Google Slapped With Digital Privacy Class Action Over Use of Customer Service AI Product
Bursor & Fisher and the Simon Law Firm filed the complaint on Thursday in the U.S. District Court for the Northern District of California. According to the claim, Google's use of the AI product, developed in 2022 to automate and fine-tune businesses' customer service interactions, violated Section 631 of the California Invasion of Privacy Act, which prohibits wiretapping. The plaintiff and class members could be awarded $5,000 per violation under CIPA.
September 05, 2024 at 09:52 AM
3 minute read
The original version of this story was published on The Recorder
What You Need to Know
- A class action was filed against Google alleging that it violated California wiretapping laws by using its AI service to eavesdrop on customer service calls with Home Depot clients and mine data from those communications to train its AI models.

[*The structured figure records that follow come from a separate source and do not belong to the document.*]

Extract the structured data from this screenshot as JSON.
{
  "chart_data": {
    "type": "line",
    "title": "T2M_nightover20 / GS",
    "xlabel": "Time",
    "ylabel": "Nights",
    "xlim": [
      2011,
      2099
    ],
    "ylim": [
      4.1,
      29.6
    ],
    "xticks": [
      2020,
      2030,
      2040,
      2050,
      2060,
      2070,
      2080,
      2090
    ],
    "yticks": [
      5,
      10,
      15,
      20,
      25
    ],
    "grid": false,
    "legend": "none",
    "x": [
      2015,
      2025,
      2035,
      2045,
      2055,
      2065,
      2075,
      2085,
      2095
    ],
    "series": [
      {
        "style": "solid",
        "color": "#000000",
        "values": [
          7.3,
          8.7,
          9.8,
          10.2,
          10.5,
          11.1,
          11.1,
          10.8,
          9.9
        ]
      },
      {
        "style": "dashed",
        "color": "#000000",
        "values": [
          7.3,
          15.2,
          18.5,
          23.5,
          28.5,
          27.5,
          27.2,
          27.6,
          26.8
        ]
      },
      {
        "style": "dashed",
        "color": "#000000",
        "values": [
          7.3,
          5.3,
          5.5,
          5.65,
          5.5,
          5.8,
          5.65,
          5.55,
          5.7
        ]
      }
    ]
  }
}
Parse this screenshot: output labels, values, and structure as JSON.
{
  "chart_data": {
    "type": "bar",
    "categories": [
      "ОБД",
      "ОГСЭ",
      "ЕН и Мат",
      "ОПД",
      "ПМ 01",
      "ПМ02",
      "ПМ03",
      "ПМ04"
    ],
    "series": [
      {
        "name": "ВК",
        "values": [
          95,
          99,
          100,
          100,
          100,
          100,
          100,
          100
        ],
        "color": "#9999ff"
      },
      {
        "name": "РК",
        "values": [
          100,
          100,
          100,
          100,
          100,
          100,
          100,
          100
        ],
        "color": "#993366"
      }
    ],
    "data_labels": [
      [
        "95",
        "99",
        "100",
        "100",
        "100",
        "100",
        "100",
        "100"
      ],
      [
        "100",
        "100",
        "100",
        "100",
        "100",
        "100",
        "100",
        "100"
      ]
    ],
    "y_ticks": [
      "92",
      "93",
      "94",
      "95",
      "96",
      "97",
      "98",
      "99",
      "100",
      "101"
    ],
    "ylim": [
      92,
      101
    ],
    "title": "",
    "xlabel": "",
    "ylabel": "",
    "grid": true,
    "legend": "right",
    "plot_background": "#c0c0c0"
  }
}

- An earlier version of the suit was filed on behalf of the same plaintiff in February 2024. It also listed Home Depot as a co-defendant.
- A similar wiretapping claim against Google was dismissed in June in California's Northern District.
Google has been sued in a class action alleging that it illegally eavesdropped on Home Depot customer service calls via its artificial intelligence service, Cloud Contact Center AI.
Bursor & Fisher and the Simon Law Firm filed the complaint on Thursday in the U.S. District Court for the Northern District of California. According to the claim, Google's use of the AI product, developed in 2022 to automate and fine-tune businesses' customer service interactions, violated Section 631 of the California Invasion of Privacy Act, which prohibits wiretapping. The plaintiff and class members could be awarded $5,000 per violation under CIPA.